Le sénateur socialiste gardois sortant Denis Bouad a officialisé ce jeudi sa candidature à la prochaine élection sénatoriale prévue le 27 septembre prochain. Après « un temps de réflexion et de nombreux échanges avec des élus, des militants et des acteurs du territoire », l’ancien président du Conseil départemental entend repartir au combat pour conserver le seul siège parlementaire de gauche dans le Gard.
« Ce siège est précieux.

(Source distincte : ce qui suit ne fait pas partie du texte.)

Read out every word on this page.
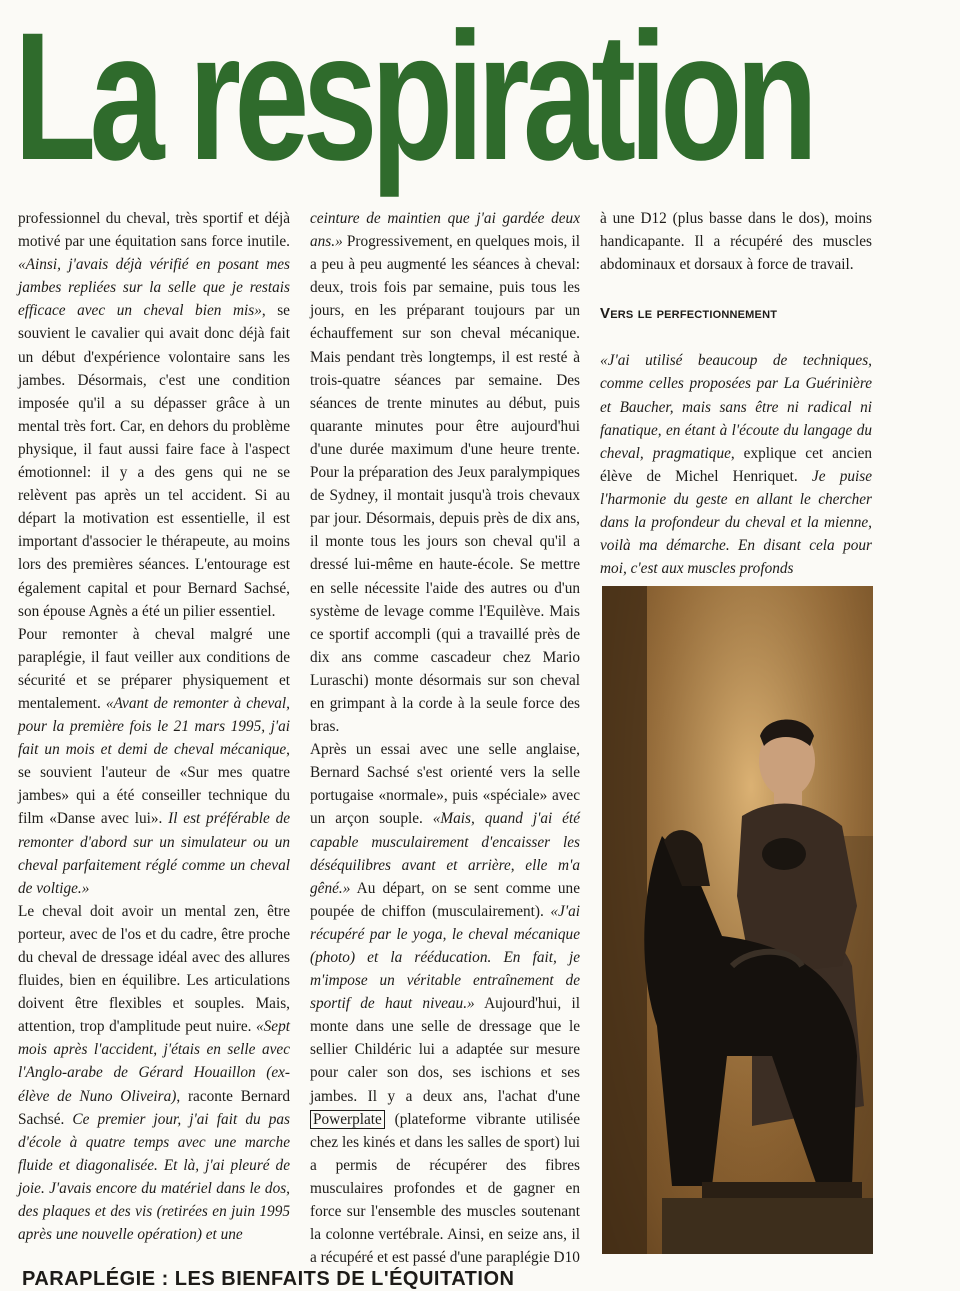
La respiration

professionnel du cheval, très sportif et déjà motivé par une équitation sans force inutile. «Ainsi, j'avais déjà vérifié en posant mes jambes repliées sur la selle que je restais efficace avec un cheval bien mis», se souvient le cavalier qui avait donc déjà fait un début d'expérience volontaire sans les jambes. Désormais, c'est une condition imposée qu'il a su dépasser grâce à un mental très fort. Car, en dehors du problème physique, il faut aussi faire face à l'aspect émotionnel: il y a des gens qui ne se relèvent pas après un tel accident. Si au départ la motivation est essentielle, il est important d'associer le thérapeute, au moins lors des premières séances. L'entourage est également capital et pour Bernard Sachsé, son épouse Agnès a été un pilier essentiel.

Pour remonter à cheval malgré une paraplégie, il faut veiller aux conditions de sécurité et se préparer physiquement et mentalement. «Avant de remonter à cheval, pour la première fois le 21 mars 1995, j'ai fait un mois et demi de cheval mécanique, se souvient l'auteur de «Sur mes quatre jambes» qui a été conseiller technique du film «Danse avec lui». Il est préférable de remonter d'abord sur un simulateur ou un cheval parfaitement réglé comme un cheval de voltige.»

Le cheval doit avoir un mental zen, être porteur, avec de l'os et du cadre, être proche du cheval de dressage idéal avec des allures fluides, bien en équilibre. Les articulations doivent être flexibles et souples. Mais, attention, trop d'amplitude peut nuire. «Sept mois après l'accident, j'étais en selle avec l'Anglo-arabe de Gérard Houaillon (ex-élève de Nuno Oliveira), raconte Bernard Sachsé. Ce premier jour, j'ai fait du pas d'école à quatre temps avec une marche fluide et diagonalisée. Et là, j'ai pleuré de joie. J'avais encore du matériel dans le dos, des plaques et des vis (retirées en juin 1995 après une nouvelle opération) et une

ceinture de maintien que j'ai gardée deux ans.» Progressivement, en quelques mois, il a peu à peu augmenté les séances à cheval: deux, trois fois par semaine, puis tous les jours, en les préparant toujours par un échauffement sur son cheval mécanique. Mais pendant très longtemps, il est resté à trois-quatre séances par semaine. Des séances de trente minutes au début, puis quarante minutes pour être aujourd'hui d'une durée maximum d'une heure trente. Pour la préparation des Jeux paralympiques de Sydney, il montait jusqu'à trois chevaux par jour. Désormais, depuis près de dix ans, il monte tous les jours son cheval qu'il a dressé lui-même en haute-école. Se mettre en selle nécessite l'aide des autres ou d'un système de levage comme l'Equilève. Mais ce sportif accompli (qui a travaillé près de dix ans comme cascadeur chez Mario Luraschi) monte désormais sur son cheval en grimpant à la corde à la seule force des bras.

Après un essai avec une selle anglaise, Bernard Sachsé s'est orienté vers la selle portugaise «normale», puis «spéciale» avec un arçon souple. «Mais, quand j'ai été capable musculairement d'encaisser les déséquilibres avant et arrière, elle m'a gêné.» Au départ, on se sent comme une poupée de chiffon (musculairement). «J'ai récupéré par le yoga, le cheval mécanique (photo) et la rééducation. En fait, je m'impose un véritable entraînement de sportif de haut niveau.» Aujourd'hui, il monte dans une selle de dressage que le sellier Childéric lui a adaptée sur mesure pour caler son dos, ses ischions et ses jambes. Il y a deux ans, l'achat d'une Powerplate (plateforme vibrante utilisée chez les kinés et dans les salles de sport) lui a permis de récupérer des fibres musculaires profondes et de gagner en force sur l'ensemble des muscles soutenant la colonne vertébrale. Ainsi, en seize ans, il a récupéré et est passé d'une paraplégie D10

à une D12 (plus basse dans le dos), moins handicapante. Il a récupéré des muscles abdominaux et dorsaux à force de travail.

Vers le perfectionnement

«J'ai utilisé beaucoup de techniques, comme celles proposées par La Guérinière et Baucher, mais sans être ni radical ni fanatique, en étant à l'écoute du langage du cheval, pragmatique, explique cet ancien élève de Michel Henriquet. Je puise l'harmonie du geste en allant le chercher dans la profondeur du cheval et la mienne, voilà ma démarche. En disant cela pour moi, c'est aux muscles profonds

PARAPLÉGIE : LES BIENFAITS DE L'ÉQUITATION
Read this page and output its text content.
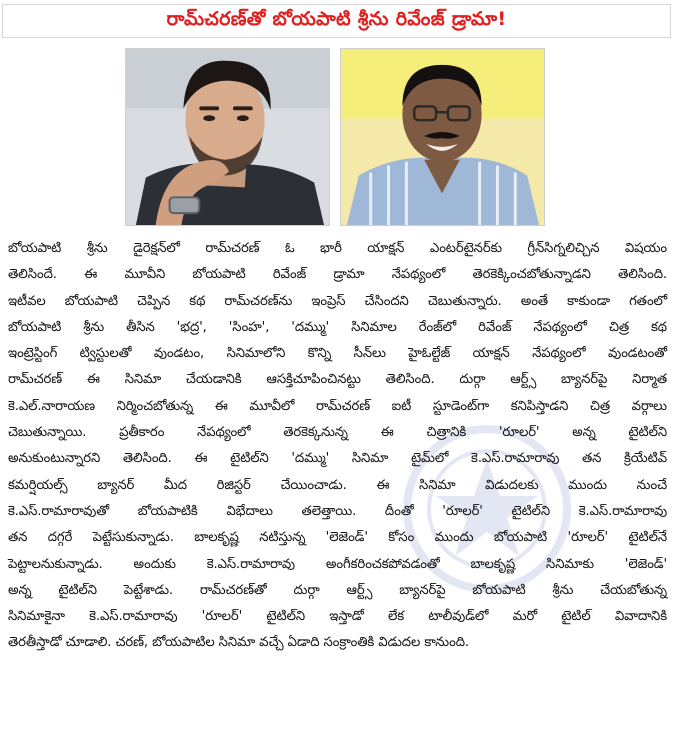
రామ్‌చరణ్‌తో బోయపాటి శ్రీను రివేంజ్ డ్రామా!
బోయపాటి శ్రీను డైరెక్షన్‌లో రామ్‌చరణ్ ఓ భారీ యాక్షన్ ఎంటర్‌టైనర్‌కు గ్రీన్‌సిగ్నలిచ్చిన విషయం
తెలిసిందే. ఈ మూవీని బోయపాటి రివేంజ్ డ్రామా నేపథ్యంలో తెరకెక్కించబోతున్నాడని తెలిసింది.
ఇటీవల బోయపాటి చెప్పిన కథ రామ్‌చరణ్‌ను ఇంప్రెస్ చేసిందని చెబుతున్నారు. అంతే కాకుండా గతంలో
బోయపాటి శ్రీను తీసిన 'భద్ర', 'సింహ', 'దమ్ము' సినిమాల రేంజ్‌లో రివేంజ్ నేపథ్యంలో చిత్ర కథ
ఇంట్రెస్టింగ్ ట్విస్టులతో వుండటం, సినిమాలోని కొన్ని సీన్‌లు హైఓల్టేజ్ యాక్షన్ నేపథ్యంలో వుండటంతో
రామ్‌చరణ్ ఈ సినిమా చేయడానికి ఆసక్తిచూపించినట్టు తెలిసింది. దుర్గా ఆర్ట్స్ బ్యానర్‌పై నిర్మాత
కె.ఎల్.నారాయణ నిర్మించబోతున్న ఈ మూవీలో రామ్‌చరణ్ ఐటీ స్టూడెంట్‌గా కనిపిస్తాడని చిత్ర వర్గాలు
చెబుతున్నాయి. ప్రతీకారం నేపథ్యంలో తెరకెక్కనున్న ఈ చిత్రానికి 'రూలర్' అన్న టైటిల్‌ని
అనుకుంటున్నారని తెలిసింది. ఈ టైటిల్‌ని 'దమ్ము' సినిమా టైమ్‌లో కె.ఎస్.రామారావు తన క్రియేటివ్
కమర్షియల్స్ బ్యానర్ మీద రిజిస్టర్ చేయించాడు. ఈ సినిమా విడుదలకు ముందు నుంచే
కె.ఎస్.రామారావుతో బోయపాటికి విభేదాలు తలెత్తాయి. దీంతో 'రూలర్' టైటిల్‌ని కె.ఎస్.రామారావు
తన దగ్గరే పెట్టేసుకున్నాడు. బాలకృష్ణ నటిస్తున్న 'లెజెండ్' కోసం ముందు బోయపాటి 'రూలర్' టైటిల్‌నే
పెట్టాలనుకున్నాడు. అందుకు కె.ఎస్.రామారావు అంగీకరించకపోవడంతో బాలకృష్ణ సినిమాకు 'లెజెండ్'
అన్న టైటిల్‌ని పెట్టేశాడు. రామ్‌చరణ్‌తో దుర్గా ఆర్ట్స్ బ్యానర్‌పై బోయపాటి శ్రీను చేయబోతున్న
సినిమాకైనా కె.ఎస్.రామారావు 'రూలర్' టైటిల్‌ని ఇస్తాడో లేక టాలీవుడ్‌లో మరో టైటిల్ వివాదానికి
తెరతీస్తాడో చూడాలి. చరణ్, బోయపాటిల సినిమా వచ్చే ఏడాది సంక్రాంతికి విడుదల కానుంది.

Il porte une voix : celle des communes, des services publics, de la justice sociale et de la solidarité territoriale », insiste Denis Bouad dans une déclaration où il défend le rôle de la gauche au Sénat. Dans un contexte politique national qu’il juge marqué par « une droite sénatoriale toujours plus conservatrice » et « un pouvoir central qui éloigne les décisions des réalités locales », le sénateur appelle au rassemblement de toute la gauche gardoise.
Le parlementaire souhaite ainsi construire « un large rassemblement des socialistes, des communistes, des écologistes et des radicaux de gauche », rappelant que cette union avait déjà permis à la gauche de se rassembler lors des précédentes sénatoriales.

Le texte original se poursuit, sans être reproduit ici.